Proper type casting with ResNet and cross entropy

I am encountering some trouble with the dtypes of the tensors used when trying to train a model with pretrained ResNet18 backbone to do localization (classification and bounding box prediction of images). I use a ResNet18 backbone with 2 heads, both heads are simple fully connected layers. The first head has 120 output features, one for each class in the dataset, the other has 4 output features, one for each coordinate of the bounding box. The loss function used on the output from the first head is cross entropy loss, and for the second head I use mean squared error loss.

When a batch of images, labels, and bounding boxes are loaded using a dataloader, the dtypes of the labels and bounding boxes are int64. In the backpropagation step of the training loop, I get the following error: “RuntimeError: Found dtype Long but expected Float”. I figured this was due to the dtypes of the ground truth labels and bounding boxes, so I cast the tensors to type float32 using .float().

However, if I do this cast before the calculation of the loss from the first head using cross entropy, I get the follow error: “RuntimeError: expected scalar type Long but found Float”. This makes sense, as cross entropy is categorical so it expects a int type, and not a float type.

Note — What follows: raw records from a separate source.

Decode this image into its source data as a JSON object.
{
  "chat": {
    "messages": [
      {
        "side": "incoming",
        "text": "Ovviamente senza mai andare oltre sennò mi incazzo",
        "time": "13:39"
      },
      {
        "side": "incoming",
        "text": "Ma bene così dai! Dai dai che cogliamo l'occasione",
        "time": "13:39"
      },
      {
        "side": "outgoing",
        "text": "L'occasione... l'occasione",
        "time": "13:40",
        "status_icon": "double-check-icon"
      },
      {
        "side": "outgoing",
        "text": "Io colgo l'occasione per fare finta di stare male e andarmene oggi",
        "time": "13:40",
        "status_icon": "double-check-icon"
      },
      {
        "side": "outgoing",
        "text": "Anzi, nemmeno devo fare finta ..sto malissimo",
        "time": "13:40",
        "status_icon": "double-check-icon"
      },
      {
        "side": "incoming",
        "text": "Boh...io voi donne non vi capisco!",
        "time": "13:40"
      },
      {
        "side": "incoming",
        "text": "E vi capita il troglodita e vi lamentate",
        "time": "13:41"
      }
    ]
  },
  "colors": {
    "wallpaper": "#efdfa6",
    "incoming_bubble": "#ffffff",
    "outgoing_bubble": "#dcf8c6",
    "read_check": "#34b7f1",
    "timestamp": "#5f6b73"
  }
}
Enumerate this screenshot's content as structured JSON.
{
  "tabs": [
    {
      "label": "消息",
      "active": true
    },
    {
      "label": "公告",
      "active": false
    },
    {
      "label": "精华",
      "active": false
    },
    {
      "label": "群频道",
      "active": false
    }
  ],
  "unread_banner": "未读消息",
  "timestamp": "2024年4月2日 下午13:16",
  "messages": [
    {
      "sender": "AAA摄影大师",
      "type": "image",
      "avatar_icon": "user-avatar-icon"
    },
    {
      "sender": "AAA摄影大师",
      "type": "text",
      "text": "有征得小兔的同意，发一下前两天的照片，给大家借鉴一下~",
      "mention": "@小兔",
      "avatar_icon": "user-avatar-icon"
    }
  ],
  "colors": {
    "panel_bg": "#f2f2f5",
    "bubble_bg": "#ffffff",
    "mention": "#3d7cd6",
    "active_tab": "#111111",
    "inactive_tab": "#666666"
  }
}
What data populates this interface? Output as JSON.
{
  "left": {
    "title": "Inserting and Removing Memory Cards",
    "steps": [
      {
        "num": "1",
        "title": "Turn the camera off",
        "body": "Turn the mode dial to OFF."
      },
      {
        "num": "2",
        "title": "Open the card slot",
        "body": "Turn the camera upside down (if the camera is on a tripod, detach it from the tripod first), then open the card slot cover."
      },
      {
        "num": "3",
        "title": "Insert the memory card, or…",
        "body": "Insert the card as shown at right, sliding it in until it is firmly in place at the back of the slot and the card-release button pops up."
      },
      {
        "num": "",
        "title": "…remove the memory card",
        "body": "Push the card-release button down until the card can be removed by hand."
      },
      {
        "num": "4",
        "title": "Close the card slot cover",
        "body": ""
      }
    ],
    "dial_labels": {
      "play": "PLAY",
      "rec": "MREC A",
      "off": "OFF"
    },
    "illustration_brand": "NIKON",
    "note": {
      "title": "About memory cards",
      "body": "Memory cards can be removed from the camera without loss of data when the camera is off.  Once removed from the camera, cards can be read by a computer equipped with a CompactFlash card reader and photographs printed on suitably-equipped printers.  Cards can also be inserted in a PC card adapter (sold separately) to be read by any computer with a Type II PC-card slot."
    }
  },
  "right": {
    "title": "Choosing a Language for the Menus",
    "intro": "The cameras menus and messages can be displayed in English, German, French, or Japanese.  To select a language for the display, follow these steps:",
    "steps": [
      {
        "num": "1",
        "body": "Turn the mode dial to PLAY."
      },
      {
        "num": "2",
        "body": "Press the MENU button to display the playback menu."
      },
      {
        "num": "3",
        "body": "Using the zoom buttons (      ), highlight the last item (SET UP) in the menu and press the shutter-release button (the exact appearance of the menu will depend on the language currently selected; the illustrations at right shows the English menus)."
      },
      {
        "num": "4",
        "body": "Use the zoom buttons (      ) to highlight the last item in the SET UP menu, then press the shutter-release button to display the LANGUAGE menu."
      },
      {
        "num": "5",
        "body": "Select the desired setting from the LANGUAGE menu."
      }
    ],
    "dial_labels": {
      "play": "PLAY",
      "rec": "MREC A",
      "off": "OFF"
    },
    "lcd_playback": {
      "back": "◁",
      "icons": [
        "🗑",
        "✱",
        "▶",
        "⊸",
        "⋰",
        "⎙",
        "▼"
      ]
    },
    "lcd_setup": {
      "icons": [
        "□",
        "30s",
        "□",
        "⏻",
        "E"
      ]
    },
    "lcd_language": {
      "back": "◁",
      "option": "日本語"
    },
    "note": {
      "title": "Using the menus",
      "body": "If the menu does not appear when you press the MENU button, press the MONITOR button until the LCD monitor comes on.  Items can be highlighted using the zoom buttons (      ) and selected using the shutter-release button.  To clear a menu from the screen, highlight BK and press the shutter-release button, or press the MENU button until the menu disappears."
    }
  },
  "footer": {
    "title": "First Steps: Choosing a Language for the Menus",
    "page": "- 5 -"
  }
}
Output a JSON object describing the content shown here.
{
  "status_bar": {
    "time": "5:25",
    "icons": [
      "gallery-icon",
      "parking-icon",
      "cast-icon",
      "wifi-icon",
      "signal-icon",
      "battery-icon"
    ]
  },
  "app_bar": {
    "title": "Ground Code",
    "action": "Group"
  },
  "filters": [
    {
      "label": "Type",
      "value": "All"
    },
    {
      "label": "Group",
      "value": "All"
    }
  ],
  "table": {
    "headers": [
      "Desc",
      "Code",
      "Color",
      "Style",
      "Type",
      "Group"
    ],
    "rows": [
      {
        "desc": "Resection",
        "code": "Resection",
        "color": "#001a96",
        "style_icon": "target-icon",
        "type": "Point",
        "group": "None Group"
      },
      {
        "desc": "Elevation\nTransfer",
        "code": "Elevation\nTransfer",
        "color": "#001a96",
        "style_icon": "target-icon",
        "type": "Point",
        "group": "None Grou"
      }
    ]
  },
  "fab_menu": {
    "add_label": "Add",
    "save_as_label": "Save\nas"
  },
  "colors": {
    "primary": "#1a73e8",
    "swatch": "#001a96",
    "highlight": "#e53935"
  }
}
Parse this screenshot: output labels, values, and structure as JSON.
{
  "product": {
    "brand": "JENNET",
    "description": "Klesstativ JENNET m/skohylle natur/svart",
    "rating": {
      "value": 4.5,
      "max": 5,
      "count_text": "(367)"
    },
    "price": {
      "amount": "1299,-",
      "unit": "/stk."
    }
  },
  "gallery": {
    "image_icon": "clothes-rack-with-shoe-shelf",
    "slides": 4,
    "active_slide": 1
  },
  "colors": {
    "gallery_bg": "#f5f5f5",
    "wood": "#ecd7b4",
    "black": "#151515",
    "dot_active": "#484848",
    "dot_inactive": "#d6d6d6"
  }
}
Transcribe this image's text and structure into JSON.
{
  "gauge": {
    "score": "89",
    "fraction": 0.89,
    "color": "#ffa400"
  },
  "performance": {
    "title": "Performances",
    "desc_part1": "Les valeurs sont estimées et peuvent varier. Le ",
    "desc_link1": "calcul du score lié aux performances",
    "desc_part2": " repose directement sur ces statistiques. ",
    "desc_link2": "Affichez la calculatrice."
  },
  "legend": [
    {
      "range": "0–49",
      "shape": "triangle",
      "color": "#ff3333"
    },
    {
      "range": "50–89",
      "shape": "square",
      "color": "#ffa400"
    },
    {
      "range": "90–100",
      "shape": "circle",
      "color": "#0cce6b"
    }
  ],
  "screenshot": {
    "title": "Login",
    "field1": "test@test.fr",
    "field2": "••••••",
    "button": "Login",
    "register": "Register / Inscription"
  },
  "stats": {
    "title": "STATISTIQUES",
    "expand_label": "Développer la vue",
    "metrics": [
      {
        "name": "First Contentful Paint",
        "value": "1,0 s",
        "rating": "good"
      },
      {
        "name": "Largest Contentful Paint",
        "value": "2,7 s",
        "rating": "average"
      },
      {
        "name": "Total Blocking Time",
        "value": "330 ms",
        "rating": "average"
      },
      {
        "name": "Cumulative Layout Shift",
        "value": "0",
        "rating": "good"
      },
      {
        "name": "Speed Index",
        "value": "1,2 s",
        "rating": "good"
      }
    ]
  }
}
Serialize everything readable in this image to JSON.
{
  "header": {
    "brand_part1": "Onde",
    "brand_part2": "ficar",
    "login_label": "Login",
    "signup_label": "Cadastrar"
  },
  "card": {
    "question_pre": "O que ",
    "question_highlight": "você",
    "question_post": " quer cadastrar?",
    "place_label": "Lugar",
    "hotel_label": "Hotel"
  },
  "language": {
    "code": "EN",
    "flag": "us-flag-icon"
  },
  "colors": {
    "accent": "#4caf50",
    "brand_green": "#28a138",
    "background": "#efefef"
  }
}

However, if I move the cast to after the losses have been calculated, I get the original error again: “RuntimeError: Found dtype Long but expected Float”. There must be something I am misunderstanding when using backprop or the model, as I cannot see where a tensor with dtype Long is being used.

I have attached the training loop and the model I am using below, together with the attributes needed to understand the training loop. If more code is needed to provide context I will gladly supply it, but figured I should not make the post too long.

Model used:

from einops import reduce
import torch.nn as nn
from torchvision.models import resnet18, ResNet18_Weights

class ResNet18Model(nn.Module):
   def __init__(self, pretrained=True, freeze_backbone=True):
       super().__init__()

       weights = None
       if pretrained:
           weights = ResNet18_Weights.IMAGENET1K_V1

       self.backbone = nn.Sequential(*list(resnet18(weights=weights).children())[:-2])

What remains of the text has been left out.